Annotating a single-word vs multi-token phrase with a label: How to decide?

Hello, I am new to Prodigy and am currently using it for recognizing a new custom entity type. I was wondering how should one make a choice when annotating multiple token phrase as an entity.

In your Reddit INGRED label example, you choose to annotate onions as well as green onions with INGRED label. Was the latter necessary when the token onions itself is enough to be delimited as an NER entity of type INGRED? Are there any advantages of NER annotating green onions as well in the text?

Hi @santoshbs ,

This is a difficult question that will come down to your data, what your application needs at the end of it, and how easily you can use rules to adjust between different annotation policies.

A good principle to keep in mind when thinking about language annotations is compositionality. The phrase "green onions" actually means a bit more than the sum of its parts. It doesn't just mean onions that are coloured green, like the phrase "green apples" does. Rather, green onions are what are also known as scallions or spring onions:

If you have modifiers that behave entirely compositionally, you probably want to leave those out of an entity annotation. One reason is that you can generally swap in a whole constituent instead of just a word if you're doing normal syntactic composition. For instance, consider the phrase "very light yellow, almost translucent". This can be swapped in most places you could use an adjective, so you can have "very light yellow, almost translucent onions".

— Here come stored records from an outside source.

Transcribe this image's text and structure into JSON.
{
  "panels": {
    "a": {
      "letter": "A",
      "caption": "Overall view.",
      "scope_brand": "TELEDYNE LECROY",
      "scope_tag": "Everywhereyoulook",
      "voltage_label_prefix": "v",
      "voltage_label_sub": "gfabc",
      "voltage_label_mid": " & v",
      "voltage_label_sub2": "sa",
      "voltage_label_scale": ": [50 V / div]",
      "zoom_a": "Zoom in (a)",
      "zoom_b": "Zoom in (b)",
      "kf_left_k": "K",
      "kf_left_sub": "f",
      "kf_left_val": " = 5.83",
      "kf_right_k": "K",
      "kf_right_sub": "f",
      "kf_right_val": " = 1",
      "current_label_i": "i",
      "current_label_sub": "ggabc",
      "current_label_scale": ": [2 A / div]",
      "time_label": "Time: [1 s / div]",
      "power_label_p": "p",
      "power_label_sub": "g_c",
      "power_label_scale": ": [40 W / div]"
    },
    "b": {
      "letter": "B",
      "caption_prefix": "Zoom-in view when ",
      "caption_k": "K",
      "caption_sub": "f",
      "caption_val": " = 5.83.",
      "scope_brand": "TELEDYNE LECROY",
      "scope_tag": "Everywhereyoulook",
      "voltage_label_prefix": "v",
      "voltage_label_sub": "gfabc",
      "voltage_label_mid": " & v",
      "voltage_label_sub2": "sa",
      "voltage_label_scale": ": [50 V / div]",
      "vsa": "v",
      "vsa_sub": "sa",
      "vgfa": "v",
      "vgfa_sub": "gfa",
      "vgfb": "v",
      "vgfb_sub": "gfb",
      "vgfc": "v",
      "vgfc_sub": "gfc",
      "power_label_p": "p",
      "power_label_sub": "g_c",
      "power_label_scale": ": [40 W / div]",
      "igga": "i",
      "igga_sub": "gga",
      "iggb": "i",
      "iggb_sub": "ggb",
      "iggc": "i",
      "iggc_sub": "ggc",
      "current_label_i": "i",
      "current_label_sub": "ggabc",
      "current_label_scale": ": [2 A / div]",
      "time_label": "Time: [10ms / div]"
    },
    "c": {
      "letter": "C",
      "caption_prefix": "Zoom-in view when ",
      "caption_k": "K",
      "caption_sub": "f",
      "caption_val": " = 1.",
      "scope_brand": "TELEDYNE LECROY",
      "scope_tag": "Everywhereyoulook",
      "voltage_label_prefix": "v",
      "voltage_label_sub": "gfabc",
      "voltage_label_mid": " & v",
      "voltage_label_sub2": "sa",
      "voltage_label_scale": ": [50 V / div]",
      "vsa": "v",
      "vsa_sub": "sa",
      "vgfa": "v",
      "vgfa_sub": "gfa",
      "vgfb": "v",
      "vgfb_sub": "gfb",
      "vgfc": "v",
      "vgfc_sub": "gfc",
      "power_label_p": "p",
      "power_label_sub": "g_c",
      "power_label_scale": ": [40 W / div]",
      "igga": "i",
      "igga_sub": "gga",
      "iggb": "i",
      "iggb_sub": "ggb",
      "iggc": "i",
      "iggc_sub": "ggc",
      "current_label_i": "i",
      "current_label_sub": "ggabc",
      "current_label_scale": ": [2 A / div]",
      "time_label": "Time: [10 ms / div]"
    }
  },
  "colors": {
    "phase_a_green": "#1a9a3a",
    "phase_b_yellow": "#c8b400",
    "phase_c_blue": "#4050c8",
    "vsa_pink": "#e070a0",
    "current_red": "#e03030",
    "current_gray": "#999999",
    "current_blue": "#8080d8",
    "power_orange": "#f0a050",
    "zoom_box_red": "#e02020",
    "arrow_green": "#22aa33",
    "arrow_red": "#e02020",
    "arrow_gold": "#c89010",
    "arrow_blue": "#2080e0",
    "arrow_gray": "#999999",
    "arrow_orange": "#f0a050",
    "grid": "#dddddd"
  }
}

If your policy had been to annotate colours as part of the entity, suddenly you're stuck annotating this huge phrase as an entity. But non-compositional phrases won't work like this, generally. They tend to be fixed phrases, because otherwise nobody would be able to learn what they mean. You can call scallions "green onions", but you can't call them "light jade onions", even though "light jade" means roughly "green".


Many thanks, @honnibal for pointing me to the notion of compositionality. This is a really good principle for me and collaborators to keep in mind as we annotate for a new entity.

By any chance, does Prodigy have a compilation of such guidelines for annotating entities? While you have made several extremely useful videos and documentation for using the Prodigy software and pipelines, some guidelines/tips for manual annotation or even pointers to some external resources that provide such guidelines would be of great help to novices like me. But I understand I might be asking for too much from the Prodigy team. Thanks, again!

1 Like

We do want to write up something more comprehensive that covers these topics, as I think it's not discussed clearly enough currently. We don't have that yet though.